Au 67e, au contraire, le chef de bataillon désignait presque à tour de rôle un certain nombre d’hommes par compagnie, qui se détachait sans que la marche fût interrompue, et revenaient dans leurs rangs après avoir rempli leur mission vengeresse ; de sorte que chacun y allait à son tour, que le service n’en souffrait pas, et que le désordre se faisait avec ordre et sans confusion. »

Eh bien ! nous le demandons aussi : – Quels sont les plus barbares ! de ces hommes demi-sauvages, vivant dans une ignorance absolue et dans l’abrutissement le plus complet, qui, ignorant la science de la destruction, ne livrent jamais de combats réglés, mais attaquent leurs ennemis en détail, les frappent à l’improviste, les assassinent enfin ! ou de ceux qui, armés du flambeau de la civilisation, saccagent les villes, détruisent les récoltes, écrasent ou fusillent des femmes et des hommes dans leurs habitations, et à travers les champs, ainsi que l’on chasse les bêtes fauves ? – En [4.1]vérité nous n’osons résoudre cette question ; et pourtant les uns sont des Bédouins, les autres des Français.

Oh ! si telle est la situation de notre armée d’Afrique ; que le soin, la loi de sa conservation exige d’aussi cruelles vengeances ! il faut bien s’y résoudre ; mais nous avons peine à croire que les Arabes veuillent maintenant se soumettre à la domination française ; alors il faudra donc les exterminer jusqu’au dernier…

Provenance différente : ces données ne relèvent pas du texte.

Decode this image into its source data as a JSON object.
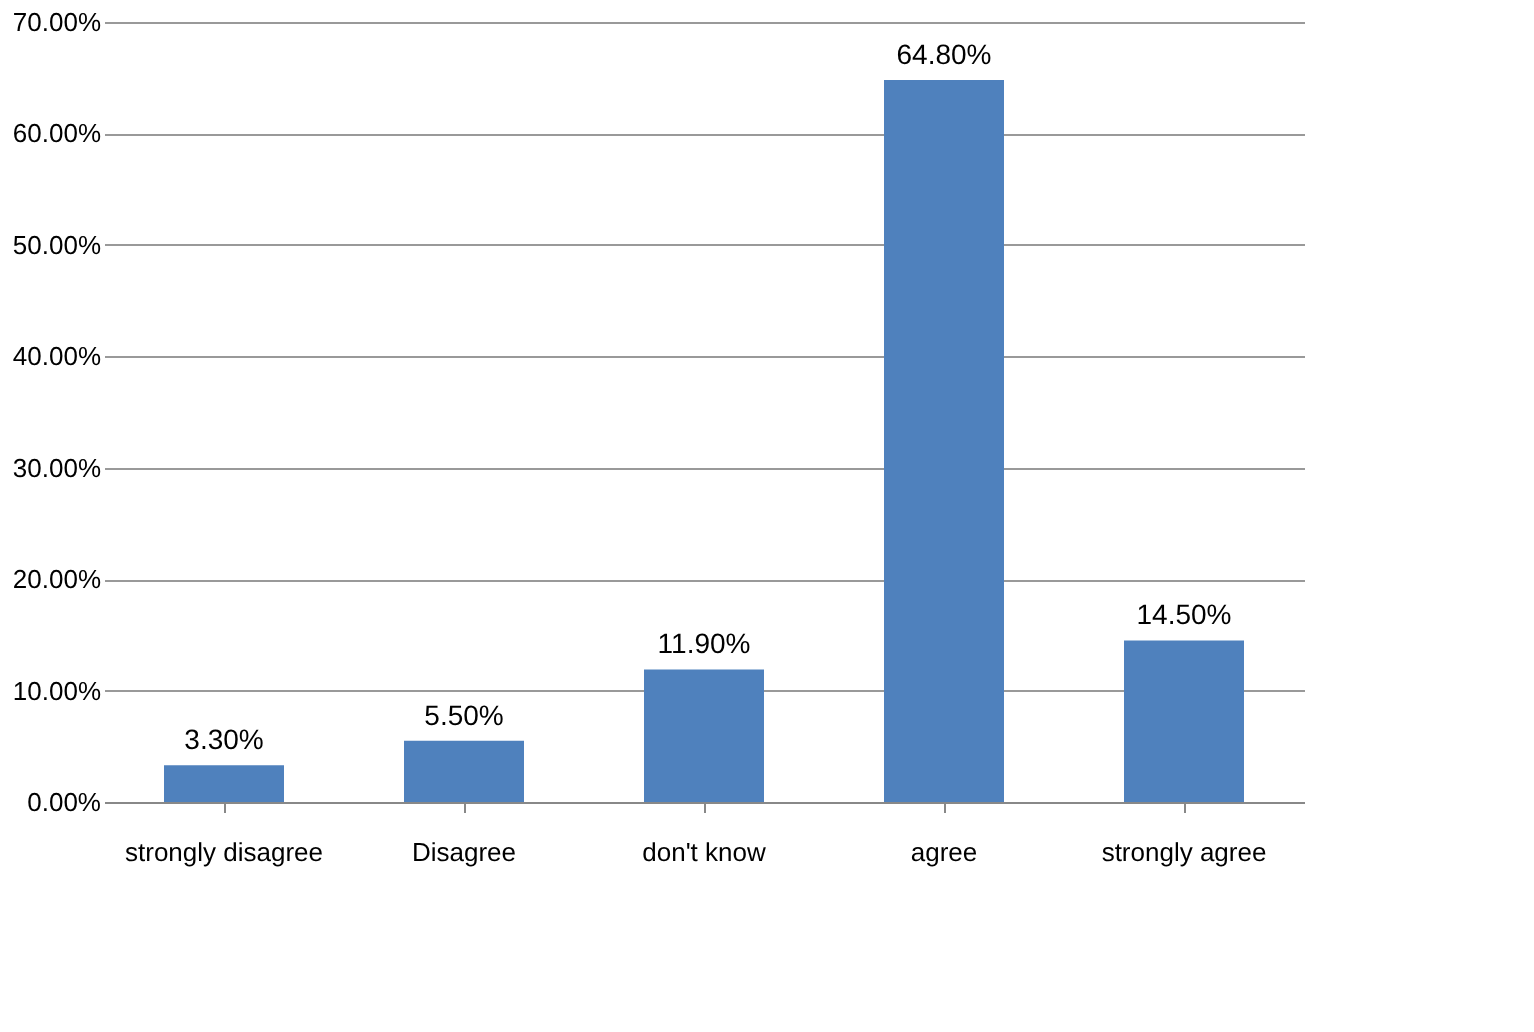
{
  "chart_data": {
    "type": "bar",
    "categories": [
      "strongly disagree",
      "Disagree",
      "don't know",
      "agree",
      "strongly agree"
    ],
    "values": [
      3.3,
      5.5,
      11.9,
      64.8,
      14.5
    ],
    "value_labels": [
      "3.30%",
      "5.50%",
      "11.90%",
      "64.80%",
      "14.50%"
    ],
    "color": "#4f81bd",
    "ylim": [
      0,
      70
    ],
    "yticks": [
      {
        "value": 0,
        "label": "0.00%"
      },
      {
        "value": 10,
        "label": "10.00%"
      },
      {
        "value": 20,
        "label": "20.00%"
      },
      {
        "value": 30,
        "label": "30.00%"
      },
      {
        "value": 40,
        "label": "40.00%"
      },
      {
        "value": 50,
        "label": "50.00%"
      },
      {
        "value": 60,
        "label": "60.00%"
      },
      {
        "value": 70,
        "label": "70.00%"
      }
    ],
    "grid": "y"
  }
}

« Cette expédition, dit encore le correspondant, retrempera le moral de l’armée qu’une longue inaction fatiguait, et à qui cette affaire semble en promettre de nouvelles. »

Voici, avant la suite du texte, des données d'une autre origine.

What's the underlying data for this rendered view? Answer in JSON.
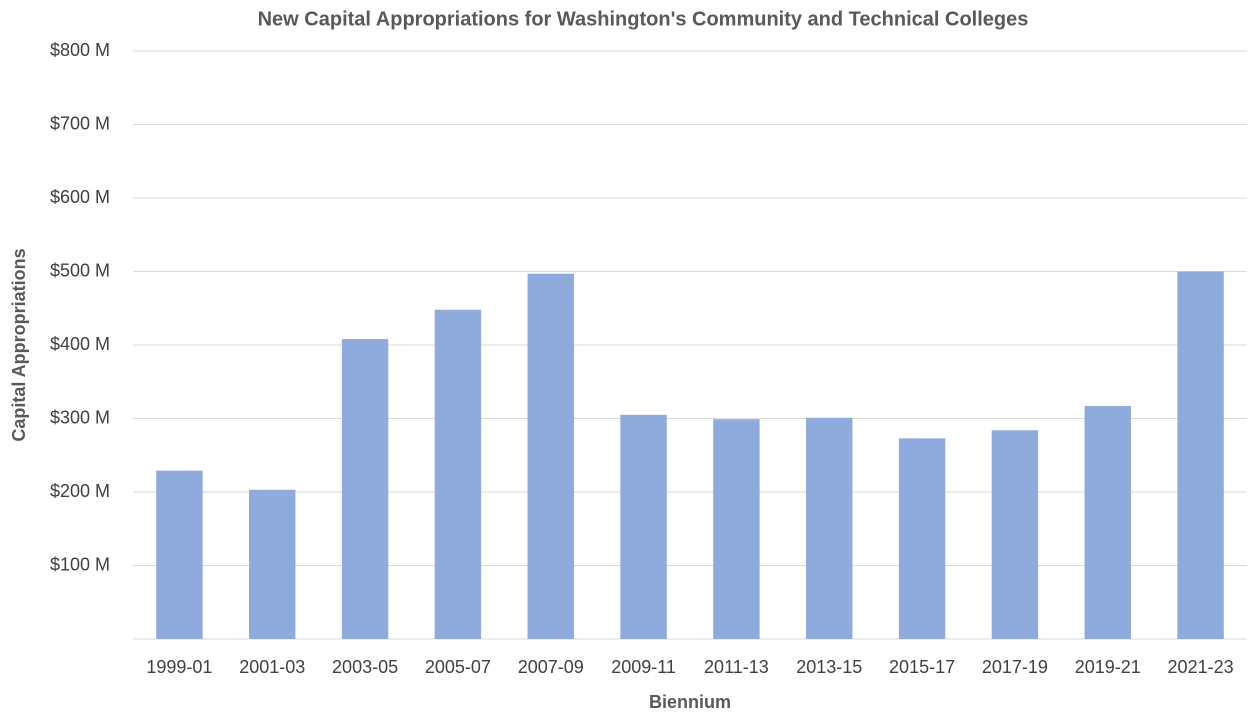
{
  "chart_data": {
    "type": "bar",
    "title": "New Capital Appropriations for Washington's Community and Technical Colleges",
    "x_label": "Biennium",
    "y_label": "Capital Appropriations",
    "categories": [
      "1999-01",
      "2001-03",
      "2003-05",
      "2005-07",
      "2007-09",
      "2009-11",
      "2011-13",
      "2013-15",
      "2015-17",
      "2017-19",
      "2019-21",
      "2021-23"
    ],
    "values": [
      229,
      203,
      408,
      448,
      497,
      305,
      299,
      301,
      273,
      284,
      317,
      500
    ],
    "color": "#8faadc",
    "ylim": [
      0,
      800
    ],
    "yticks": [
      {
        "value": 100,
        "label": "$100 M"
      },
      {
        "value": 200,
        "label": "$200 M"
      },
      {
        "value": 300,
        "label": "$300 M"
      },
      {
        "value": 400,
        "label": "$400 M"
      },
      {
        "value": 500,
        "label": "$500 M"
      },
      {
        "value": 600,
        "label": "$600 M"
      },
      {
        "value": 700,
        "label": "$700 M"
      },
      {
        "value": 800,
        "label": "$800 M"
      }
    ],
    "grid": true
  }
}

Pour nous, nous avons peine à croire que le moral de notre armée ait besoin de tels stimulans : – nous croyons, au contraire, que d’aussi tristes lauriers pèsent à nos braves ; et qu’ils sont loin d’attendre, la joie dans le cœur, les nouvelles affaires qu’effectivement la dernière semble présager.

Maintenant, si on réfléchit que ces déplorables résultats sont le prix d’un coup de chasse-mouche ; – si l’on pèse le sang que la vengeance de cet affront a coûté à la nation française insultée ; – ce que cette vengeance amasse de haines contre nous, chez les peuplades algériennes ! on se demande ce que c’est que la civilisation, et si de tels fruits ne sont pas bien amers !!!!!

Notes (  DERNIERS ÉVÉNEMENS D’ AFRIQUE Afrique ....)
1. Le général Théophile Voirol (1781-1853), commandant de l’armée d’Afrique en 1833-1834, qui se battit notamment contre la tribu des Hadjouth dans la plaine de la Mitidja.